Ostatnie odpowiedzi na forum
Mialo być że za każdym razem czekaliśmy w tych kolejkach :D
Vjolka
U nas bylo tak :po biopsji bylismy na konsultacji u pani chirurg ,ktora ustalila termin operacji ,potem za 2tygodnie ba konsylium musielismy jechac i zostal podtrzymany termin operacji, ktory byl 2 tyg.po konsylium za kazdym razem .Przed przyjeciem do szpitala też jeszcze byly badania i wizyty u lekarzy a potem to już szybko poszlo i wypis do domku :D
Kalmara cieszę się,że TSH spada,powolutku i będzie dobrze :D
No niestety to czekanie w Gliwicach jest okropne.Dobrze ,że coś już u Ciebie ruszylo.Byłaś u pani Krajewskiej?

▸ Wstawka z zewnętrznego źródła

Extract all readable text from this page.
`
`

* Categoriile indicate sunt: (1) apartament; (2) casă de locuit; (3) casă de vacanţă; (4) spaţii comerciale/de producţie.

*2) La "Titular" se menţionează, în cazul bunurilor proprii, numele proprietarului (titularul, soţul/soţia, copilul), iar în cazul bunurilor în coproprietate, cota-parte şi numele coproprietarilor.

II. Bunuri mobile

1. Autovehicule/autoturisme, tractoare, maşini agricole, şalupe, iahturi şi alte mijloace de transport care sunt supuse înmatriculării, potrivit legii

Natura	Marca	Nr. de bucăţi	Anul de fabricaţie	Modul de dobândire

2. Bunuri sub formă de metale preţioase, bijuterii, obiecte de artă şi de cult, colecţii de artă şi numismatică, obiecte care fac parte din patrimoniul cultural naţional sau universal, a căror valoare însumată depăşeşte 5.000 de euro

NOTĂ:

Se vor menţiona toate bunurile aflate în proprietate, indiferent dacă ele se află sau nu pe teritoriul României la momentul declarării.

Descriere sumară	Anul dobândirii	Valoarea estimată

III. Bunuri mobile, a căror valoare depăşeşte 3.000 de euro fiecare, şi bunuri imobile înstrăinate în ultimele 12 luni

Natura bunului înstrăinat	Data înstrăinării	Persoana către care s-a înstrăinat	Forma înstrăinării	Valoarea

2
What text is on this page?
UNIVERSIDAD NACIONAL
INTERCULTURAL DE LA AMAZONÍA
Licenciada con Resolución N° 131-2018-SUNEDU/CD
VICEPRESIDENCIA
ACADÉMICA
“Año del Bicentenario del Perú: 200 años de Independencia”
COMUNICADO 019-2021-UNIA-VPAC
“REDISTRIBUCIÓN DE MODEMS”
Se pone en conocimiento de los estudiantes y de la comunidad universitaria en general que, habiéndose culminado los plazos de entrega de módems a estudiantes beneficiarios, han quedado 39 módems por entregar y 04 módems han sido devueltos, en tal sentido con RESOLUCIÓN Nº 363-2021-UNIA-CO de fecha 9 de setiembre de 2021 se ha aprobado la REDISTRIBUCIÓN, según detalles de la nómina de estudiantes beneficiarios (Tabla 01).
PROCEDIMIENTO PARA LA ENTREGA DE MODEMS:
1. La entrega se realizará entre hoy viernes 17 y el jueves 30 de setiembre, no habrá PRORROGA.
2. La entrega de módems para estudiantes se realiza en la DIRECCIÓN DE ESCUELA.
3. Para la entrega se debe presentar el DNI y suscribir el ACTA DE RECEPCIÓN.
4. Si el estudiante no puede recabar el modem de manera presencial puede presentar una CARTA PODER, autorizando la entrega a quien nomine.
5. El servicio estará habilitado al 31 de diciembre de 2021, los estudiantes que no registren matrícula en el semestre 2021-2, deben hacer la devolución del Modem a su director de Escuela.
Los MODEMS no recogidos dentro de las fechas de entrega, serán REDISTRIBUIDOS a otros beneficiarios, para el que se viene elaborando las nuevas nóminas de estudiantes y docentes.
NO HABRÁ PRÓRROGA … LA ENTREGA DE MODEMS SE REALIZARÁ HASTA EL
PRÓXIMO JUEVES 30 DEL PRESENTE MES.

No właśnie Violka ja też o Tobie myślę :-) nas też czeka w tym tygodniu wizyta :(
Vjolka
Wydaje mi się, że prywatnie w Gliwicach nie ma sensu wszystko jest skomputeryzowane i swoje trzeba odczekać.Też na poczatku myśleliśmy prywatnie,ale jak trochę pojezdzilismy z synem to widzę,że na tym etapie to szkoda czasu na prywatne wizyty .Pozdrawiam cieplutko wszystkie mile forumowiczki :-) dziewczyny Wy jesteście najlepszymi psychologami na tym forum :-)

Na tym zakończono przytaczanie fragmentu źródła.